Jaguars may be among the most elusive animals in the world, but it turns out that they aren't a bit camera shy.
Marcella Kelly, assistant wildlife professor at Virginia Tech, has spent the last couple of years capturing photos of these majestic cats in Central America and some of them apparently love hamming it up for the camera. The fact that the pictures are taken at night, with a flash mounted on an automated camera that lights up the forest, doesn't even seem to bother the jaguars.
"I get a number of photographs where the animal walks by the camera, and I get a picture of their side, and the next photograph is a picture of their face," she says. "So they've obviously come back to check it out."
Like all cats are supposed to be, they apparently are just curious.
Each jaguar has a very distinct pattern in its coat, so Kelly and her colleagues can tell instantly if the same cat keeps showing up.
"I photographed one of them about 40 times now," she says, and that's a bit surprising since these animals are normally so standoffish that they are rarely seen by humans. Kelly herself has only seen one in the wilds.
"We were driving out from our research station [the Las Cuevas Research Station in the Chiquibul Forest Reserve in Belize] when the driver yelled `jaguar,'" she recalls. "I looked up and there it was, just laying there in the middle of the road in broad daylight.
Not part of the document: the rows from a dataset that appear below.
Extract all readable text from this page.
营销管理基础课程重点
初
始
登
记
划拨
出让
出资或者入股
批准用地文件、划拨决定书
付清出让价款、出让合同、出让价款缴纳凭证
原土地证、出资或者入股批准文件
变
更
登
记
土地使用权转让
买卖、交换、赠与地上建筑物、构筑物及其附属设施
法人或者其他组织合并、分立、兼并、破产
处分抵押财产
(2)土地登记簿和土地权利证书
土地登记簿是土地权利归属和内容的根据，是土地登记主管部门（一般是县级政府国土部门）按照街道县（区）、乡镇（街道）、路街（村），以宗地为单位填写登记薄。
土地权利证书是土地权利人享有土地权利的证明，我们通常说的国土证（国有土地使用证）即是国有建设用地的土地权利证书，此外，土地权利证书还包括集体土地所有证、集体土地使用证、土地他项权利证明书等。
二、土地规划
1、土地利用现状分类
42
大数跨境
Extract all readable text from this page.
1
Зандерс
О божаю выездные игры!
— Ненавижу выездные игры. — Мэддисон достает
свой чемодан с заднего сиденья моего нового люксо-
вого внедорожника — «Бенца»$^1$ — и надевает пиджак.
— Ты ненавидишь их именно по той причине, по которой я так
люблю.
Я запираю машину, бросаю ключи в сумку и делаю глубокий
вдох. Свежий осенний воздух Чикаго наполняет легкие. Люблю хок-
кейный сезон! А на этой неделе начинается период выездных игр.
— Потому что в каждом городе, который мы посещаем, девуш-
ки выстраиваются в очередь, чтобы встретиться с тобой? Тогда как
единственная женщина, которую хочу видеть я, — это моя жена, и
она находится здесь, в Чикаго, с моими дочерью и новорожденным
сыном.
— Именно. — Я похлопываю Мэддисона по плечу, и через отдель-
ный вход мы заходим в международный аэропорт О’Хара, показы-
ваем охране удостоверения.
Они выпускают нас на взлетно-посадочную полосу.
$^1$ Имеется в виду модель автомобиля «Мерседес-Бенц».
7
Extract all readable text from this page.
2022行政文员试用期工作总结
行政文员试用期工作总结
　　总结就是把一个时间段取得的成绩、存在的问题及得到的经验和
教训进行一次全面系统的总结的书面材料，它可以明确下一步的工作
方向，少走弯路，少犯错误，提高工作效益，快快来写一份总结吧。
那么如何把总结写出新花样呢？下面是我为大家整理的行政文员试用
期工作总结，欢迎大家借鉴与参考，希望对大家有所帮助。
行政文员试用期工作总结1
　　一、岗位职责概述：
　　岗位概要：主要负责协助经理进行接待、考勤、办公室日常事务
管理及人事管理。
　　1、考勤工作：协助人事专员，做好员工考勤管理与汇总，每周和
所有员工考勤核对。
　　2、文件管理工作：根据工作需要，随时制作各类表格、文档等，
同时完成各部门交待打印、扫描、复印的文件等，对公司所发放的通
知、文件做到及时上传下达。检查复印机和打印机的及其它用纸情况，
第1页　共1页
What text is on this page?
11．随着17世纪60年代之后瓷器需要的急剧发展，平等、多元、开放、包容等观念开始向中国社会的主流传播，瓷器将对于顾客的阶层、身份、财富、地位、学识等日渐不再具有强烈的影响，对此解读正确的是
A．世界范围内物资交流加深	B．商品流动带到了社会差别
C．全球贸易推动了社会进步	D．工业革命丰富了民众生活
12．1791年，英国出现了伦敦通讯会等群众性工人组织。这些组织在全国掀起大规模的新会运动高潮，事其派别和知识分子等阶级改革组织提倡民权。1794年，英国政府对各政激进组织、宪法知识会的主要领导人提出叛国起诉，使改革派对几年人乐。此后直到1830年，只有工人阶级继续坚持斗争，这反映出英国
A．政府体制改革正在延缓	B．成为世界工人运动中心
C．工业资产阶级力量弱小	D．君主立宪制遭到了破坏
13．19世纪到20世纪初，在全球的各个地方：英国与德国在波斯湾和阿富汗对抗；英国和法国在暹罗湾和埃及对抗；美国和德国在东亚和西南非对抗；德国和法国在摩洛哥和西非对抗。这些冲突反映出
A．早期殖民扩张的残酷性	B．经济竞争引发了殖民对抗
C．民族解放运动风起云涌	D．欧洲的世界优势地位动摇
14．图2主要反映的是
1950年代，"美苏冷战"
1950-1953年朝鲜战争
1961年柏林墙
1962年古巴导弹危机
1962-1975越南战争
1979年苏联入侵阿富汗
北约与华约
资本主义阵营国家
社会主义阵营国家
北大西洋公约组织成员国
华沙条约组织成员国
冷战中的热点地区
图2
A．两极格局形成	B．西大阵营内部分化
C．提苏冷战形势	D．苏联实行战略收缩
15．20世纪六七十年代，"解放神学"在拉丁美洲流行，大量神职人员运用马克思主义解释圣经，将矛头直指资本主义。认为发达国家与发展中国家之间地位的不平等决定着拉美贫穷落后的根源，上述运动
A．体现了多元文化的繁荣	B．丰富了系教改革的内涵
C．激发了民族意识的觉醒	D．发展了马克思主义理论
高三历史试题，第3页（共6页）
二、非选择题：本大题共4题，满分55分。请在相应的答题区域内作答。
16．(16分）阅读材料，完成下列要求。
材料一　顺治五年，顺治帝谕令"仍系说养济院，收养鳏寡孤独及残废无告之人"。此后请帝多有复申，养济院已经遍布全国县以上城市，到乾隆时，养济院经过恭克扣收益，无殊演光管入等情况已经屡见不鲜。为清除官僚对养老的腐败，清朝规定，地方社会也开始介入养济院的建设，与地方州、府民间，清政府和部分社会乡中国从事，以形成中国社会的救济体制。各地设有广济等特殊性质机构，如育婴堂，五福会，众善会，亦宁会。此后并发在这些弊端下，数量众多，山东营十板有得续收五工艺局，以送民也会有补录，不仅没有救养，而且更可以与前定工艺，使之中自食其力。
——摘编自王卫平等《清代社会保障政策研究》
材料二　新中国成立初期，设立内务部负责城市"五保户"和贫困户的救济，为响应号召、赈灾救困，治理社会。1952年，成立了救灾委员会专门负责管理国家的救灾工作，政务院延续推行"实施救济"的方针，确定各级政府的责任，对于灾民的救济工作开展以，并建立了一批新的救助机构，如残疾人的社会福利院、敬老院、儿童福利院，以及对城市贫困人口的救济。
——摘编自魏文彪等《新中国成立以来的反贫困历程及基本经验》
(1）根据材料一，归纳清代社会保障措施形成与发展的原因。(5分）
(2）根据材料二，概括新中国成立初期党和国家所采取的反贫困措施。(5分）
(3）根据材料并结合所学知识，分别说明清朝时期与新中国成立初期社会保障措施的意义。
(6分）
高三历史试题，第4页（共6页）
He just got up and kind of looked over his shoulder as he walked off into the bushes. He didn't seem frightened or anything."
Of course, Kelly didn't literally hack her way through the dense forest, lugging what seemed at times like tons of photographic equipment, just to take a few snapshots. Her research, sponsored mainly by the Wildlife Conservation Society and other organizations, is part of an attempt to measure population densities of jaguars in the rain forests of Central America.
She hopes ultimately to fill in some of the enormous gaps in our understanding of these carnivores. There's precious little known about them aside from the name "jaguar," which comes from the Tupi-Guarani Indians of Amazonia, whose word "yaguara" means "a beast that kills with one bound," Kelly says.
"They are actually the largest cat in the Americas, and the least well known," she says.
And they avoid humans so carefully that about the only way to learn about them is by snooping with automated cameras. The cameras are triggered either by infrared radiation, like heat produced by a living creature, or a motion sensor. That allows the researchers to take pictures either in total darkness, or during daylight.
Two cameras are set up about every 3 square kilometers, and so far they have captured "tons" of photos of all sorts of wild animals, and hundreds of photos of jaguars. The early results suggest that jaguars number about one in every 10 square miles, and that indicates that the population of this endangered animal is robust in that protected area of Central America.
The Central American jaguar is smaller than its cousin in South America, with a large male weighing about 120 pounds, Kelly says. South American jaguars can weigh twice that.